Maximum and Minimum Value of y = x - 1/x in the Interval (1/3, 4/3)

To find the maximum and minimum values of the function y = x - 1/x in the interval (1/3, 4/3), we need to analyze the behavior of the function within this interval.

1. Critical Points

A critical point occurs when the derivative of the function is equal to zero or undefined. Let's differentiate y = x - 1/x with respect to x:

dy/dx = 1 + 1/x^2

Setting dy/dx equal to zero, we have:

1 + 1/x^2 = 0

Simplifying this equation, we get:

1/x^2 = -1

Taking the reciprocal of both sides, we obtain:

x^2 = -1

This equation has no real solutions, which means there are no critical points within the interval (1/3, 4/3).

2. Endpoints

Next, let's evaluate the function at the endpoints of the interval (1/3, 4/3).

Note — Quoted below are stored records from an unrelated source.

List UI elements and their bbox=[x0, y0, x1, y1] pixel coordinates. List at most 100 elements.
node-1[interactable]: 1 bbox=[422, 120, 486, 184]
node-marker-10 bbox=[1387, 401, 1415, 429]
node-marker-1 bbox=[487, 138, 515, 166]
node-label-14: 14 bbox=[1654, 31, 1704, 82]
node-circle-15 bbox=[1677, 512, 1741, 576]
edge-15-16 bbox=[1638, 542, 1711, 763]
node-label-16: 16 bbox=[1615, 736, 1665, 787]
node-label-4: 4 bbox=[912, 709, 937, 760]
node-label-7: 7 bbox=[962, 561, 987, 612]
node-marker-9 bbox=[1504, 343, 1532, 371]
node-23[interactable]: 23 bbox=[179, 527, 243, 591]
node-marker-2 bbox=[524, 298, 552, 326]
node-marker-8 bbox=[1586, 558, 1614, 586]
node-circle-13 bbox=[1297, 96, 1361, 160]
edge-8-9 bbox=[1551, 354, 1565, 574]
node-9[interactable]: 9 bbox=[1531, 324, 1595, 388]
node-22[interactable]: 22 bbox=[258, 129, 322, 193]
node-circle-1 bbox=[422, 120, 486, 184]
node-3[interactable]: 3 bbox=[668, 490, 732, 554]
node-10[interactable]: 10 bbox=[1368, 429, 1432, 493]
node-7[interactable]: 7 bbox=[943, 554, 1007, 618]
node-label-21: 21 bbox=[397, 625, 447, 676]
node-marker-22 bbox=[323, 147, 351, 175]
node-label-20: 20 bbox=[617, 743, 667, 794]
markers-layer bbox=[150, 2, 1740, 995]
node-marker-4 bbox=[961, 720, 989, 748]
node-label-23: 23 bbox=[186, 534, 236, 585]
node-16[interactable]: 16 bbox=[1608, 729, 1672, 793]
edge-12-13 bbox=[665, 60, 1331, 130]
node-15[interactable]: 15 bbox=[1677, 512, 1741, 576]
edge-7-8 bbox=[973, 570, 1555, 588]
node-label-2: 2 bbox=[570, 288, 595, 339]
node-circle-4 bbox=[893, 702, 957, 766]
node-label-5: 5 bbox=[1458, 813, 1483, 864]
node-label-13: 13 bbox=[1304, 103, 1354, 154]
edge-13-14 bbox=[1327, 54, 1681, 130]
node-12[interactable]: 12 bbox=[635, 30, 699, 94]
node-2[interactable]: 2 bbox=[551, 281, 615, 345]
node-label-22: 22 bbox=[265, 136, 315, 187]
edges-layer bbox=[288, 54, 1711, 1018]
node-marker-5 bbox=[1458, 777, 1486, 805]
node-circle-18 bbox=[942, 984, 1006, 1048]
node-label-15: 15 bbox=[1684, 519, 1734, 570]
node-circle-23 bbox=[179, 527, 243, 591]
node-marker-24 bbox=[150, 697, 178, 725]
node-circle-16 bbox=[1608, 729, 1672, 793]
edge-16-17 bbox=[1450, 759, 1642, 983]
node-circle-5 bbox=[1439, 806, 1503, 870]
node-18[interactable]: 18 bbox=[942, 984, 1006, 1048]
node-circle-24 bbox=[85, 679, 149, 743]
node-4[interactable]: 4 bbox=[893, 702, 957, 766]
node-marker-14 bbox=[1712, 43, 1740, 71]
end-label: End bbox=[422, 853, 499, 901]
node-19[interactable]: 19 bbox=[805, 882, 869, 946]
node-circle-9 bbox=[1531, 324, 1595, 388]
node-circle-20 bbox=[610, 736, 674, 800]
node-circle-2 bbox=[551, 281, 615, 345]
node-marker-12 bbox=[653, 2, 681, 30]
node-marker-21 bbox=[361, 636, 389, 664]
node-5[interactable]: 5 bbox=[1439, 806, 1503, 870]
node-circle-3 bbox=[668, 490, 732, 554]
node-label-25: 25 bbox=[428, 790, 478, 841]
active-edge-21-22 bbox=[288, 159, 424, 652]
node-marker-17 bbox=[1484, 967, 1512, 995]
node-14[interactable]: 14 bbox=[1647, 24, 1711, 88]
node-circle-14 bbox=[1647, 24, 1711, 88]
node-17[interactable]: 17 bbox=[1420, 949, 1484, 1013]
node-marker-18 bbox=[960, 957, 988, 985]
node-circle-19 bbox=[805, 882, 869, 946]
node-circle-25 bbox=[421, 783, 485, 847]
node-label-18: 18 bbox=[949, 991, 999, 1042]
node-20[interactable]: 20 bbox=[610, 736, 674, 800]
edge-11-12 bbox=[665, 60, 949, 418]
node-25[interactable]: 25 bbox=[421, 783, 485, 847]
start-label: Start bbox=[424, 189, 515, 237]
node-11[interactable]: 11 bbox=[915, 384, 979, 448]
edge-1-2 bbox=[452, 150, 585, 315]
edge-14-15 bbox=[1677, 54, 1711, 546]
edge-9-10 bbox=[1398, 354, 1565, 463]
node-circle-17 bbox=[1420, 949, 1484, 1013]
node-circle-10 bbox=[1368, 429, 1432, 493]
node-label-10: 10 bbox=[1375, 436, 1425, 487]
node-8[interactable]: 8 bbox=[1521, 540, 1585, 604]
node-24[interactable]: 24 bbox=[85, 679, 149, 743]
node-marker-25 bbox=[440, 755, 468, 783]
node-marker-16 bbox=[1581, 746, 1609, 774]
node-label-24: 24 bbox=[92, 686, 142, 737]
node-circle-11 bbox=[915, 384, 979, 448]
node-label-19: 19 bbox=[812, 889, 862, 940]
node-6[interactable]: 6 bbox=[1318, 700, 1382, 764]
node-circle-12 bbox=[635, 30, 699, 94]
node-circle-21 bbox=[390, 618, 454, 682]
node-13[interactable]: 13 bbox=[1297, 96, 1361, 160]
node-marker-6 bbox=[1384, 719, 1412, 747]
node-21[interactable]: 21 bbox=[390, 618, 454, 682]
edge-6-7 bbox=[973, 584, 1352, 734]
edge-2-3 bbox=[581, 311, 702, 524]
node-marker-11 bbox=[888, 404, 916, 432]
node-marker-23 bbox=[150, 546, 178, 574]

When x = 1/3, y = (1/3) - 3 = -8/3.
When x = 4/3, y = (4/3) - (3/4) = 13/4.

3. Second Derivative Test

Since there are no critical points within the interval, we can use the second derivative test to determine the nature of the function at the endpoints.

Taking the second derivative of y = x - 1/x, we have:

d^2y/dx^2 = 2/x^3

Substituting the values of x at the endpoints (1/3 and 4/3) into the second derivative, we get:

d^2y/dx^2 (1/3) = 2/(1/3)^3 = 2/1 = 2
d^2y/dx^2 (4/3) = 2/(4/3)^3 = 2/(64/27) = 27/32

Since the second derivative is positive at x = 1/3 and x = 4/3, the function is concave up at both endpoints.

4. Conclusion

From the above analysis, we can conclude that:

- The maximum value of y = x - 1/x in the interval (1/3, 4/3) occurs at x = 4/3, where y = 13/4.
- The minimum value of y = x - 1/x in the interval (1/3, 4/3) occurs at x = 1/3, where y = -8/3.

Therefore, the maximum value is 13/4 and the minimum value is -8/3 within the given interval.